How do I use integration by parts to find the Laplace transformation of tsin(t)?

[bmb2009]

Homework Statement

Find the Laplace transformation of the following function by using iterations of integration by parts:

f(t) = tsin(t)

Homework Equations

The Attempt at a Solution

I know how to do integration by parts (as learned in calculus) but have never seen a funtion that has dependence on t in three places ie. definition of laplace transform is ∫f(t)e^(-st)dt which for this problem would go to... ∫tsin(t)e^(-st)dt...how would I go about starting this? thanks

 

[LCKurtz]

Homework Statement

Find the Laplace transformation of the following function by using iterations of integration by parts:

f(t) = tsin(t)

Homework Equations

The Attempt at a Solution

I know how to do integration by parts (as learned in calculus) but have never seen a funtion that has dependence on t in three places ie. definition of laplace transform is ∫f(t)e^(-st)dt which for this problem would go to... ∫tsin(t)e^(-st)dt...how would I go about starting this? thanks

You could undoubtedly do it if it were just $t$ times an exponential. Since $\sin t$ is the imaginary part of $e^{it}$, try$$
\int_0^\infty te^{(-s+i)t}~dt$$ and take the imaginary part of the answer.

 

[Jufro]

The complex integral approach is completely correct but you would want to use the fact that
sin(t)= (e^it- e^-it) / 2i


Just to clarify on my notation ∫UdV = UV + ∫Vdu
So, if we let U= t and dV= sint(t)e^st all we have to do is figure out the integral of dV.

This is another common problem done in integral calculus on its own. The approach is to do IBP twice and return with the original integral so that you can solve for it in a less than kosher way. Just remember to keep the limits 0,∞ throughout the problem in the appropriate places.

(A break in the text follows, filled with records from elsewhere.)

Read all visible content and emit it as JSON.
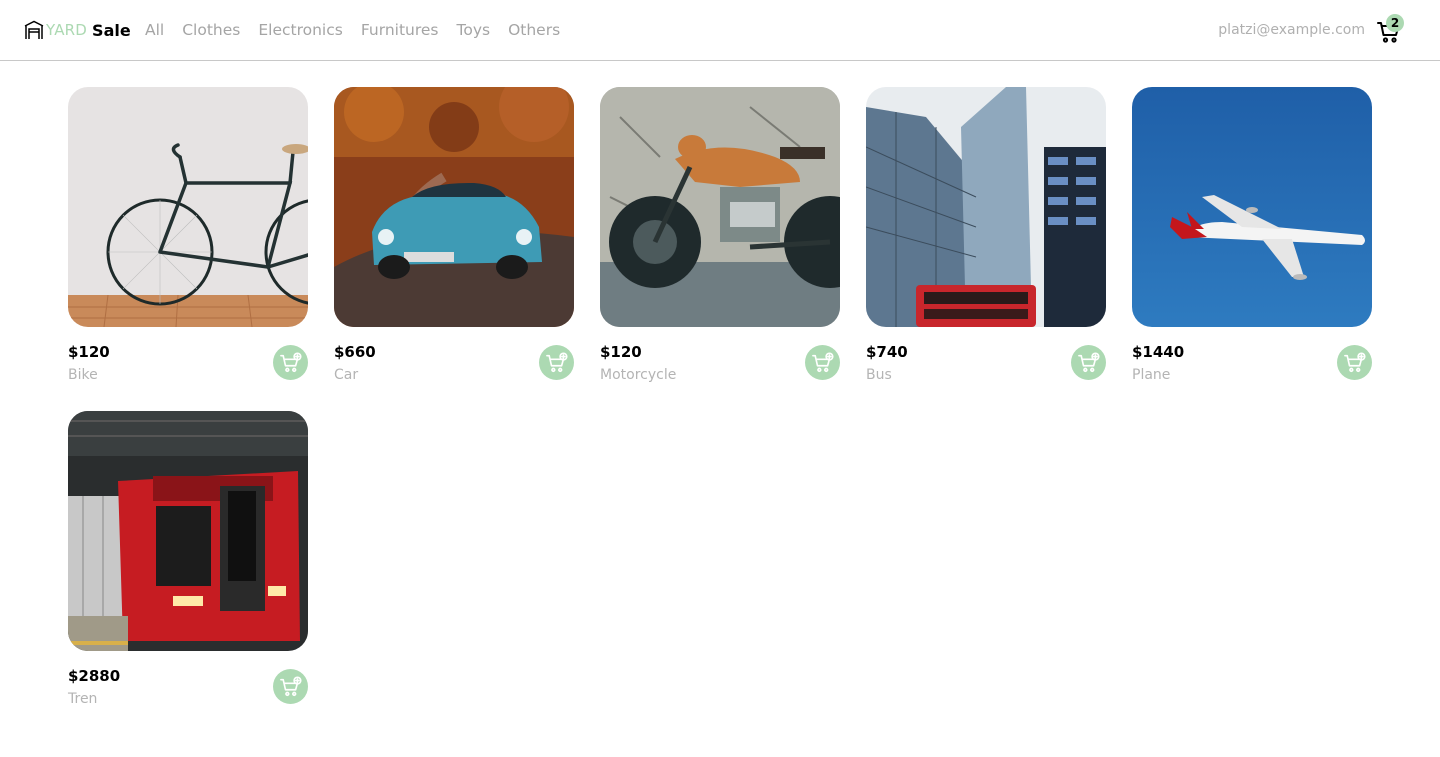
{
  "brand": {
    "yard": "YARD",
    "sale": "Sale",
    "logo_icon": "store-icon"
  },
  "nav": {
    "links": [
      "All",
      "Clothes",
      "Electronics",
      "Furnitures",
      "Toys",
      "Others"
    ],
    "email": "platzi@example.com",
    "cart_count": "2",
    "cart_icon": "shopping-cart-icon"
  },
  "colors": {
    "accent": "#acd9b2",
    "muted_text": "#a5a5a5",
    "divider": "#c8c8c8"
  },
  "products": [
    {
      "price": "$120",
      "name": "Bike"
    },
    {
      "price": "$660",
      "name": "Car"
    },
    {
      "price": "$120",
      "name": "Motorcycle"
    },
    {
      "price": "$740",
      "name": "Bus"
    },
    {
      "price": "$1440",
      "name": "Plane"
    },
    {
      "price": "$2880",
      "name": "Tren"
    }
  ],
  "add_to_cart_icon": "add-to-cart-icon"
}
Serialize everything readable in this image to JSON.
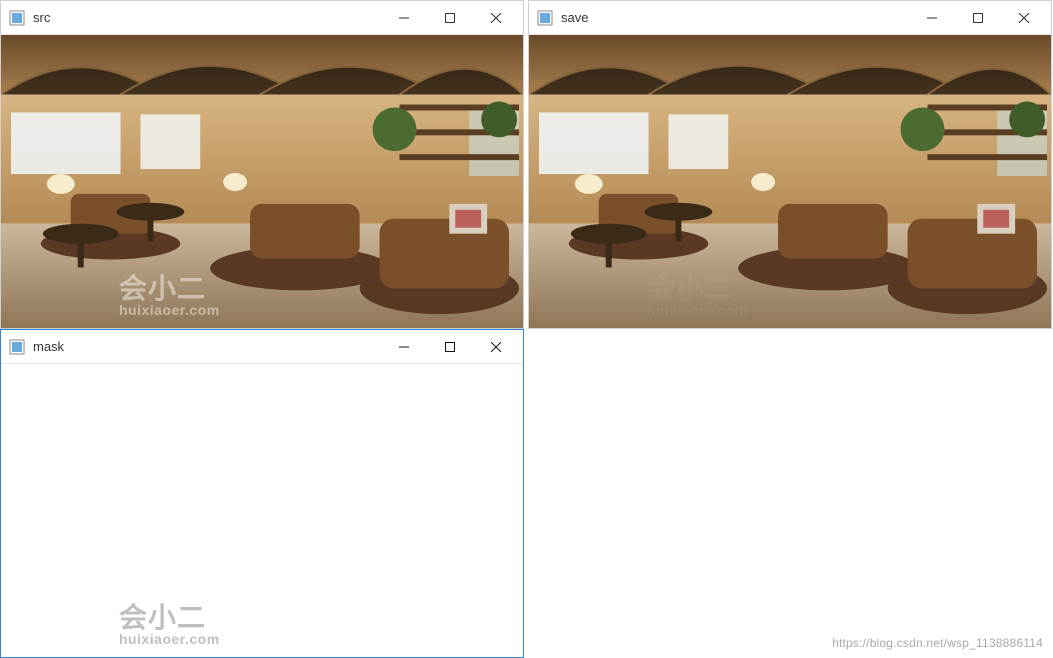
{
  "windows": {
    "src": {
      "title": "src"
    },
    "save": {
      "title": "save"
    },
    "mask": {
      "title": "mask"
    }
  },
  "watermark": {
    "line1": "会小二",
    "line2": "huixiaoer.com"
  },
  "attribution": "https://blog.csdn.net/wsp_1138886114",
  "icons": {
    "app": "app-icon",
    "minimize": "minimize-icon",
    "maximize": "maximize-icon",
    "close": "close-icon"
  }
}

For your convenience if dV= sin(t) e^st, then V= 1/(1+s²). This is only valid for the limits of integration 0, ∞.

 

[vanhees71]

Another trick is to use
\int_0^{\infty} \mathrm{d t} t \sin t \exp(-s t)=-\frac{\mathrm{d}}{\mathrm{d} s} \int_0^{\infty} \sin t \exp(-s t),
which is a trivial integral, using the exponential form of the sine function.

 

[Curious3141]

Another trick is to use
\int_0^{\infty} \mathrm{d t} t \sin t \exp(-s t)=-\frac{\mathrm{d}}{\mathrm{d} s} \int_0^{\infty} \sin t \exp(-s t)\mathrm{d t},
which is a trivial integral, using the exponential form of the sine function.

Fixed (missing a dt in the last integral).

 

[vela]

Or you could just try breaking it up as u=t sin t and dv=e^-st dt.